The Press

The dark arts of setting public service salaries

- Andrew Gunn

Spokespers­on for the NZ Super Fund board, welcome. My pleasure. You’ve just awarded the CEO of the NZ Super Fund a salary package of over a million dollars. How did you calculate that?

We thought of a number and doubled it.

Really?

No, that would be ridiculous. What we really did is thought of a number that’s the same as a senior charge nurse’s salary, then we doubled it, then we doubled it again, then we doubled it again, then we added on half as much again, then we rounded it up.

And I’m sure there are very good reasons for that. It must be a highpressu­red job, running the NZ Super Fund.

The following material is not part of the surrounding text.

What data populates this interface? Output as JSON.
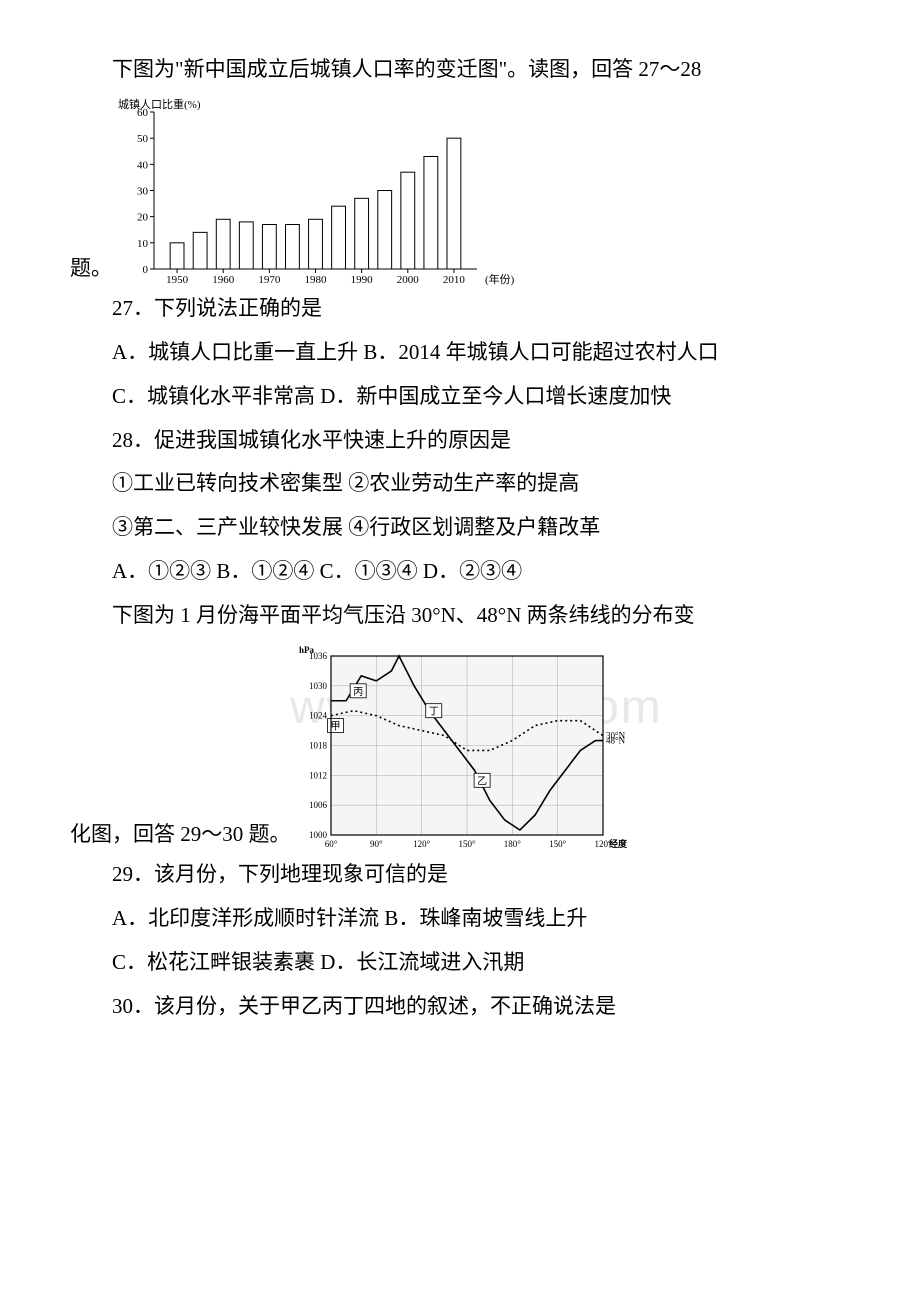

It is, but frankly it’s not up there with cardiac surgery is it – where, like a god, you can hold the beating heart of a human being and the power of life over death in the palm of your hand.

That is a pretty high-pressure job.

It’d certainly make me wear brown trousers on a daily basis. And hey, those cutters do make a decent salary from the public purse. But nothing like we pay the head of the Super Fund.

I suppose you take into account that running the NZ Super Fund requires a lot of expertise.

Yes, but so does being a university professor. I mean those people are serious swots. Decades with their head in a book. Worldclass experts on the physiology of ammonites or somesuch. And yet for the kind of money we’re paying our man you could buy – how many people in a Rugby Sevens team? Seven.

About seven of them.

Well I suppose you could say that the decisions of the head of the NZ Super Fund affect more people than the decisions of your average university professor.

True, but if you go down that way of thinking, who’s that fella who’s always on the news talking about the economy and taxes and hospitals and schools?

The Prime Minister?

Him. His decisions affect a fair few people but he earns south of $500K, which on an annualised basis is what our man earns before lunch-time.

Is there, then, some distastefu­l aspect of running the NZ Super Fund that warrants you awarding such high remunerati­on?

Nothing compared to wiping people’s arses in retirement homes, and we all know what a money-spinner that is.

Well if it’s not that, and it’s not the pressure, or the expertise, or the effect on people’s lives, what is it? It’s those people over there. Who are they?

They’re private sector CEOs. And why do they earn so much? Because they point at each other and say ‘‘Look how much he earns. I want that much’’.

How does that work?

Nobody knows. It’s like Mike Hoskings’ ratings.

You mean?

A mystery.

Should a public service boss be paid the same as a private sector CEO anyway?

Is that the time? I have to go. Well thank you, it’s been an informativ­e three minutes.

Or as we call it at the rates we pay, 20 bucks.